Delta-Crosscoder: Robust Crosscoder Model Diffing in Narrow Fine-Tuning Regimes
New method pinpoints exactly how fine-tuning alters models like Gemma and LLaMA, enabling targeted fixes.
A research team from McGill University and Google DeepMind has introduced Delta-Crosscoder, a breakthrough method for understanding how fine-tuning changes AI models' internal representations. Traditional crosscoders, which learn shared dictionaries of interpretable latent directions between base and fine-tuned models, struggle with 'narrow fine-tuning' scenarios where behavioral changes are localized and asymmetric. Delta-Crosscoder addresses this limitation by combining three key innovations: BatchTopK sparsity for efficient computation, a delta-based loss function that prioritizes directions that actually change between models, and an implicit contrastive signal from paired activations on matched inputs.
The researchers validated Delta-Crosscoder across 10 different 'model organisms' including synthetic false facts, emergent misalignment, subliminal learning, and taboo word guessing tasks, testing models like Gemma, LLaMA, and Qwen ranging from 1B to 9B parameters. The method reliably isolated latent directions causally responsible for fine-tuned behaviors and enabled effective mitigation strategies. Delta-Crosscoder outperformed SAE-based baselines while matching non-SAE-based approaches, demonstrating that crosscoders remain a powerful tool for model interpretability and safety.
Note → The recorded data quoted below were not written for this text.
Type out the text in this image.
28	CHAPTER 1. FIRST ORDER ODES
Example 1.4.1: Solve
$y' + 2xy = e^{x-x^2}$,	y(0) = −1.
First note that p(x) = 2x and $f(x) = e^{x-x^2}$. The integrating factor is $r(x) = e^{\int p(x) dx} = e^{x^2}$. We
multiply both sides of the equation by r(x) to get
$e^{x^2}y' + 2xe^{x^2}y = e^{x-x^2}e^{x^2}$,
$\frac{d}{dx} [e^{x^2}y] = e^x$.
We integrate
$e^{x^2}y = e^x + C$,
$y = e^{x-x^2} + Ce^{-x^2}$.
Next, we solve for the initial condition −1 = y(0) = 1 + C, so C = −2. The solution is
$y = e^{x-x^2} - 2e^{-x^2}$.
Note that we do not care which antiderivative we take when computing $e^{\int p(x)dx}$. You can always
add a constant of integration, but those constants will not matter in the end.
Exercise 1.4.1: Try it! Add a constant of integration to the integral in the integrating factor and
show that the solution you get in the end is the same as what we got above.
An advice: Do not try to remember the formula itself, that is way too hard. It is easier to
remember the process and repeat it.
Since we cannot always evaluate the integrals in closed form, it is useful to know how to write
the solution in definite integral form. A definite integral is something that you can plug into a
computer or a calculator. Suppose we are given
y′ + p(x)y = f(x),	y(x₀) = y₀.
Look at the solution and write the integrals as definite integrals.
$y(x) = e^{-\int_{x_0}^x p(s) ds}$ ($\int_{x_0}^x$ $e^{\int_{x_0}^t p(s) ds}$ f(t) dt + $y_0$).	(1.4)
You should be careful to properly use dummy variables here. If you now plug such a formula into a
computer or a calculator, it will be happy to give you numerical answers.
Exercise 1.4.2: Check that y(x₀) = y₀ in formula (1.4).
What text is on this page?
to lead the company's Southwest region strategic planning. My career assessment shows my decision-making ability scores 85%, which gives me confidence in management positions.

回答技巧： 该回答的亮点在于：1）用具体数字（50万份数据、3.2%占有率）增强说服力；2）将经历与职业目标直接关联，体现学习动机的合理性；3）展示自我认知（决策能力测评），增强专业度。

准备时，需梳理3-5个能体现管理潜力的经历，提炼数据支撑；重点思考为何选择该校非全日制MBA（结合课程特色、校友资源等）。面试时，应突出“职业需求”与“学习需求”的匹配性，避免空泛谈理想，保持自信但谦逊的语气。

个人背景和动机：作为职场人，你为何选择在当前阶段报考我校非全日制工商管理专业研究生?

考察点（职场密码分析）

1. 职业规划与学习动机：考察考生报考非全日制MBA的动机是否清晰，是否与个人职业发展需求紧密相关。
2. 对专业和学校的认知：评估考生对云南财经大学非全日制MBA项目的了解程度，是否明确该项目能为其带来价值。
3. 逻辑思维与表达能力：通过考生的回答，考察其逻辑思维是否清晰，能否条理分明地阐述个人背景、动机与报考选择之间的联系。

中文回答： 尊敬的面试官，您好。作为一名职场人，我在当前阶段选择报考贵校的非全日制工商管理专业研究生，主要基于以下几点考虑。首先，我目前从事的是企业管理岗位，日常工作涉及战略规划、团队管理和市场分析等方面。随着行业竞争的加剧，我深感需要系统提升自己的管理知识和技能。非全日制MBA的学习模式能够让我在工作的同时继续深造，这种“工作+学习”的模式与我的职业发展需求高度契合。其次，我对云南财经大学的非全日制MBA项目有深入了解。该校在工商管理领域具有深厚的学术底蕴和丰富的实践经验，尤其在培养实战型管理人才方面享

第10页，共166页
This advancement provides researchers with more precise tools for understanding and controlling model behavior changes during fine-tuning.
- Combines BatchTopK sparsity with delta-based loss and contrastive signals for precise model diffing
- Tested on 10 models including Gemma, LLaMA, and Qwen (1B-9B parameters) across diverse tasks
- Outperforms SAE-based baselines and enables targeted mitigation of unwanted model behaviors
Why It Matters
Enables precise identification and correction of unwanted behaviors in fine-tuned AI models, improving safety and control.